B.B. & The Blues Shacks – Dirty Thirty | Album Review

B.B. & The Blues Shacks – Dirty Thirty

Rhythm Bomb Records


3 CDs – 49 songs time – CD1 – 61:58 CD2 – 60:48 CD3 – 52:31

As part of their 30th anniversary celebration the German band B.B. & The Blues Shacks have released this 3 CD set clocking in at just shy of 3 hours. I find there isn’t one clunker in the batch. The five piece outfit is augmented by an unidentified horn section on the first two discs as they present songs in various R&B influenced blues styles ranging from jump blues to more straight ahead R&B. The third disc consists of more current material along with a few remakes of older songs. The third disc is sans horn section allowing for more of a traditional leaning blues approach that lends itself for the harmonica to step out a bit more.

The band is completely up on their game. Singer-harmonica man Michael Arlt is a strong front man with his assertive vocalizations. Right from the first song on the first disc Come Along(2012) “True Love In Vain” the instrument separation is evident showcasing each part with clarity. Fabian Fritz’s boogie woogie piano is right up front where it should be. His piano and organ playing throughout is spot on. Andreas Arlt handles all styles of guitar quite handily as he infuses blues, jump and swing blues, R&B, a bit of jazz and country into his playing. All but three compositions are penned by Andreas and Michael “Maddy” Arlt.

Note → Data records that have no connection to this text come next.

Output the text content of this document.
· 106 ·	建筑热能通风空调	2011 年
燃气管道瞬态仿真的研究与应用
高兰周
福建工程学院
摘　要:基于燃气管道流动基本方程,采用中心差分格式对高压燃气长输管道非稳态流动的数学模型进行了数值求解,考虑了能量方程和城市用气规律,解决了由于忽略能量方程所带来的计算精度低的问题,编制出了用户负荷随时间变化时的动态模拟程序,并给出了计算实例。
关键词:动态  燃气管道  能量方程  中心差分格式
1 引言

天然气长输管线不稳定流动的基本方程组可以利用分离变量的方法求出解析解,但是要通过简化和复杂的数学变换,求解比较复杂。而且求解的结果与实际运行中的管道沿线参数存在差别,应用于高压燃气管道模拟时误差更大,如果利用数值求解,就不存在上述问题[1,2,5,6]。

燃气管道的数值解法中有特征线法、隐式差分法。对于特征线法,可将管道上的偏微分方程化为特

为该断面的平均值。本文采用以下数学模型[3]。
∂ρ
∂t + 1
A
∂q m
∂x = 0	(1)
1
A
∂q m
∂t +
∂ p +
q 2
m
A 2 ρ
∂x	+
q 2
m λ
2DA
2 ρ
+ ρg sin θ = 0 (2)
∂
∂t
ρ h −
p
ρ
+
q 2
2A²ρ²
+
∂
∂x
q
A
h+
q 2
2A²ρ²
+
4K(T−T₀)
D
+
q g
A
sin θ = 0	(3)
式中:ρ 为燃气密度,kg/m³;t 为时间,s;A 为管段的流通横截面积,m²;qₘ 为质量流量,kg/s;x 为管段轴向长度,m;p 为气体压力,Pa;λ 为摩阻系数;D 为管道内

Henning Hauerken is a strong foundation on upright and electric bass along with drummer Andre Werkmeister. Andre adjusts to all the stylistic nuances in the music. The anonymous horn players provide tight ensemble drive as well occasionally stepping out in the solo spotlight.

The genres of music vary throughout the three CDs. The main is R&B infused blues, jump blues, swing blues, ballads and a few forays into the pop world. “If I Should Ever Lose Your Love” harkens back to some of the classic British pop stars such as Cliff Richard or Billy Fury.

A few other highlights for me: The R&B of “Will You Be There”. The lone instrumental “Buckle Up” is a jazzy romp giving time for organ and guitar to stretch out. “Goodbye Everybody” is a good jump blues closer for the Businessmen CD(2014). The cover of “Deep In The Heart Of Texas” isn’t the song I’m familiar with. I was thinking along the lines of-“The stars at night are big and bright, deep in the heart of Texas(clap, clap, clap). Fabian Fritz replicates Professor Longhair’s classic New Orleans piano style on “Ain’t Gonna Cry No More”. Add Michael Arlt’s harmonica over that and you just can’t go wrong.

Their are many bright lights amongst the plethora of songs here. You will have an adventure in blues goodness as you sort through the musical delights within. Not a weak song in the bunch.